[ANN] GraphNets.jl - Simple, blazing fast, message-passing graph neural network

Hello all!

Excited to release a new package:

GraphNets.jl is a Julia implementation of DeepMind’s Graph Nets and an implementation of the paper Relational inductive biases, deep learning, and graph networks.

This YouTube presentation by Petar Veličković may be of interest as well. It’s a fantastic intro to GNNs and “Graph Nets” in particular:

Also, here’s a toy project demonstrating the training of a GNN using GraphNets.jl:

https://juliamltools.github.io/graph-sort

I hope you find it useful! Feedback is much appreciated.

14 Likes

Thank you for the contribution!!!
Could you elaborate a little on what makes it different from existing packages for GNNs? My search yielded two, but there may be others I don’t know about:

5 Likes

Hi Guillaume! GraphNets.jl is an implementation of a particular GNN architecture, Graphs Nets, which is a message passing variety of GNN that allows input/output feature vectors of nodes, edges, and at the graph/aggregate level. As GraphNets.jl is not a tool that supports other GNN flavors (convolutional, attention, and other message passing varieties), specialization can be applied that allows an optimized implementation of only the “Graph Nets” architecture as outlined here.

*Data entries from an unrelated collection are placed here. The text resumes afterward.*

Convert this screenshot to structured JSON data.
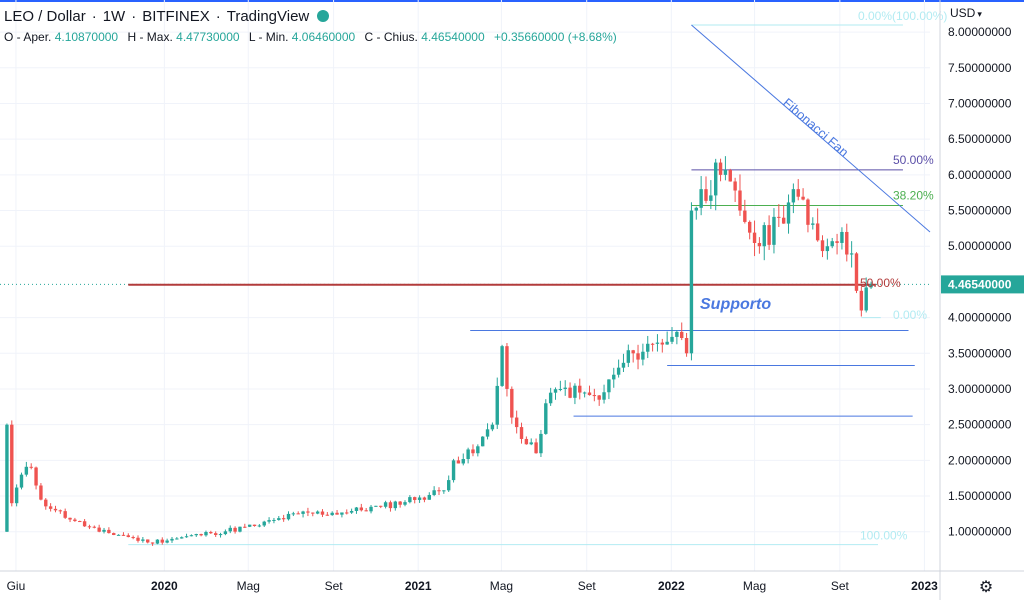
{
  "legend": {
    "symbol": "LEO / Dollar",
    "interval": "1W",
    "exchange": "BITFINEX",
    "source": "TradingView",
    "status_color": "#26a69a"
  },
  "ohlc": {
    "open_label": "O - Aper.",
    "open": "4.10870000",
    "high_label": "H - Max.",
    "high": "4.47730000",
    "low_label": "L - Min.",
    "low": "4.06460000",
    "close_label": "C - Chius.",
    "close": "4.46540000",
    "change": "+0.35660000 (+8.68%)"
  },
  "currency": "USD",
  "settings_icon": "gear-icon",
  "chart_data": {
    "type": "candlestick",
    "ylim": [
      0.45,
      8.45
    ],
    "y_ticks": [
      {
        "value": 8.0,
        "label": "8.00000000"
      },
      {
        "value": 7.5,
        "label": "7.50000000"
      },
      {
        "value": 7.0,
        "label": "7.00000000"
      },
      {
        "value": 6.5,
        "label": "6.50000000"
      },
      {
        "value": 6.0,
        "label": "6.00000000"
      },
      {
        "value": 5.5,
        "label": "5.50000000"
      },
      {
        "value": 5.0,
        "label": "5.00000000"
      },
      {
        "value": 4.0,
        "label": "4.00000000"
      },
      {
        "value": 3.5,
        "label": "3.50000000"
      },
      {
        "value": 3.0,
        "label": "3.00000000"
      },
      {
        "value": 2.5,
        "label": "2.50000000"
      },
      {
        "value": 2.0,
        "label": "2.00000000"
      },
      {
        "value": 1.5,
        "label": "1.50000000"
      },
      {
        "value": 1.0,
        "label": "1.00000000"
      }
    ],
    "x_ticks": [
      {
        "date": "2019-06-01",
        "label": "Giu",
        "bold": false
      },
      {
        "date": "2020-01-01",
        "label": "2020",
        "bold": true
      },
      {
        "date": "2020-05-01",
        "label": "Mag",
        "bold": false
      },
      {
        "date": "2020-09-01",
        "label": "Set",
        "bold": false
      },
      {
        "date": "2021-01-01",
        "label": "2021",
        "bold": true
      },
      {
        "date": "2021-05-01",
        "label": "Mag",
        "bold": false
      },
      {
        "date": "2021-09-01",
        "label": "Set",
        "bold": false
      },
      {
        "date": "2022-01-01",
        "label": "2022",
        "bold": true
      },
      {
        "date": "2022-05-01",
        "label": "Mag",
        "bold": false
      },
      {
        "date": "2022-09-01",
        "label": "Set",
        "bold": false
      },
      {
        "date": "2023-01-01",
        "label": "2023",
        "bold": true
      }
    ],
    "x_range": [
      "2019-05-09",
      "2023-01-09"
    ],
    "last_price": {
      "value": 4.4654,
      "label": "4.46540000",
      "color": "#26a69a"
    },
    "colors": {
      "up": "#26a69a",
      "down": "#ef5350",
      "fib_cyan": "#b2ebf2",
      "trend": "#4a78e0"
    },
    "keypoints": [
      {
        "date": "2019-05-12",
        "price": 1.0
      },
      {
        "date": "2019-05-19",
        "price": 2.5
      },
      {
        "date": "2019-05-26",
        "price": 1.4
      },
      {
        "date": "2019-06-09",
        "price": 1.8
      },
      {
        "date": "2019-06-23",
        "price": 1.9
      },
      {
        "date": "2019-07-07",
        "price": 1.45
      },
      {
        "date": "2019-07-28",
        "price": 1.3
      },
      {
        "date": "2019-08-25",
        "price": 1.15
      },
      {
        "date": "2019-09-29",
        "price": 1.0
      },
      {
        "date": "2019-11-03",
        "price": 0.95
      },
      {
        "date": "2019-12-08",
        "price": 0.85
      },
      {
        "date": "2020-01-12",
        "price": 0.9
      },
      {
        "date": "2020-03-08",
        "price": 0.98
      },
      {
        "date": "2020-05-10",
        "price": 1.08
      },
      {
        "date": "2020-07-12",
        "price": 1.25
      },
      {
        "date": "2020-09-13",
        "price": 1.27
      },
      {
        "date": "2020-11-08",
        "price": 1.35
      },
      {
        "date": "2021-01-03",
        "price": 1.48
      },
      {
        "date": "2021-02-07",
        "price": 1.58
      },
      {
        "date": "2021-02-21",
        "price": 2.0
      },
      {
        "date": "2021-03-21",
        "price": 2.1
      },
      {
        "date": "2021-04-18",
        "price": 2.5
      },
      {
        "date": "2021-05-02",
        "price": 3.6
      },
      {
        "date": "2021-05-16",
        "price": 2.6
      },
      {
        "date": "2021-05-30",
        "price": 2.3
      },
      {
        "date": "2021-06-20",
        "price": 2.1
      },
      {
        "date": "2021-07-04",
        "price": 2.8
      },
      {
        "date": "2021-07-25",
        "price": 3.0
      },
      {
        "date": "2021-08-22",
        "price": 2.95
      },
      {
        "date": "2021-09-19",
        "price": 2.85
      },
      {
        "date": "2021-10-10",
        "price": 3.2
      },
      {
        "date": "2021-11-07",
        "price": 3.5
      },
      {
        "date": "2021-12-12",
        "price": 3.65
      },
      {
        "date": "2022-01-09",
        "price": 3.8
      },
      {
        "date": "2022-01-23",
        "price": 3.5
      },
      {
        "date": "2022-01-30",
        "price": 5.5
      },
      {
        "date": "2022-02-13",
        "price": 5.8
      },
      {
        "date": "2022-03-13",
        "price": 6.0
      },
      {
        "date": "2022-04-10",
        "price": 5.5
      },
      {
        "date": "2022-05-08",
        "price": 5.0
      },
      {
        "date": "2022-06-05",
        "price": 5.4
      },
      {
        "date": "2022-06-26",
        "price": 5.8
      },
      {
        "date": "2022-07-17",
        "price": 5.3
      },
      {
        "date": "2022-08-14",
        "price": 5.0
      },
      {
        "date": "2022-09-04",
        "price": 5.2
      },
      {
        "date": "2022-09-18",
        "price": 4.9
      },
      {
        "date": "2022-10-02",
        "price": 4.1
      },
      {
        "date": "2022-10-16",
        "price": 4.47
      }
    ],
    "annotations": {
      "fib_fan_label": "Fibonacci Fan",
      "support_label": "Supporto",
      "fib_top_label": "0.00%(100.00%)",
      "fib_bottom_label": "100.00%",
      "fib_zero_label": "0.00%",
      "fan_50_label": "50.00%",
      "fan_382_label": "38.20%",
      "retr_50_label": "50.00%"
    },
    "drawings": {
      "fib_top": {
        "from": "2022-01-30",
        "to": "2022-12-01",
        "price": 8.1
      },
      "fib_bottom": {
        "from": "2019-11-10",
        "to": "2022-10-26",
        "price": 0.82
      },
      "fib_zero": {
        "from": "2022-10-02",
        "to": "2022-10-30",
        "price": 4.0
      },
      "fan_50": {
        "from": "2022-01-30",
        "to": "2022-12-01",
        "price": 6.07
      },
      "fan_382": {
        "from": "2022-01-30",
        "to": "2022-12-01",
        "price": 5.57
      },
      "support": {
        "from": "2019-11-10",
        "to": "2022-10-23",
        "price": 4.46
      },
      "h1": {
        "from": "2021-03-17",
        "to": "2022-12-09",
        "price": 3.82
      },
      "h2": {
        "from": "2021-12-26",
        "to": "2022-12-18",
        "price": 3.33
      },
      "h3": {
        "from": "2021-08-13",
        "to": "2022-12-15",
        "price": 2.62
      },
      "fan_line": {
        "from_date": "2022-01-30",
        "from_price": 8.1,
        "to_date": "2023-01-09",
        "to_price": 5.2
      }
    }
  }
}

In particular, I think “GraphNets.jl” has a novel approach of batching together graphs of different structure (different adjacency matrices), that allows optimal training speed of mini-batches and also allows all matrix multiplications to take advantage of cuBLAS Strided Batched Matrix Multiply (which basically means using NNlib.batched_mul).

It looks like GraphNeuralNetworks.jl offers GNN implementations primary of the convolutional and attentional type. It does seem there is a message-passing variant, but I don’t see that edge vectors are allowed as input or output (I see scalar edge weights, but no support for full edge feature vectors).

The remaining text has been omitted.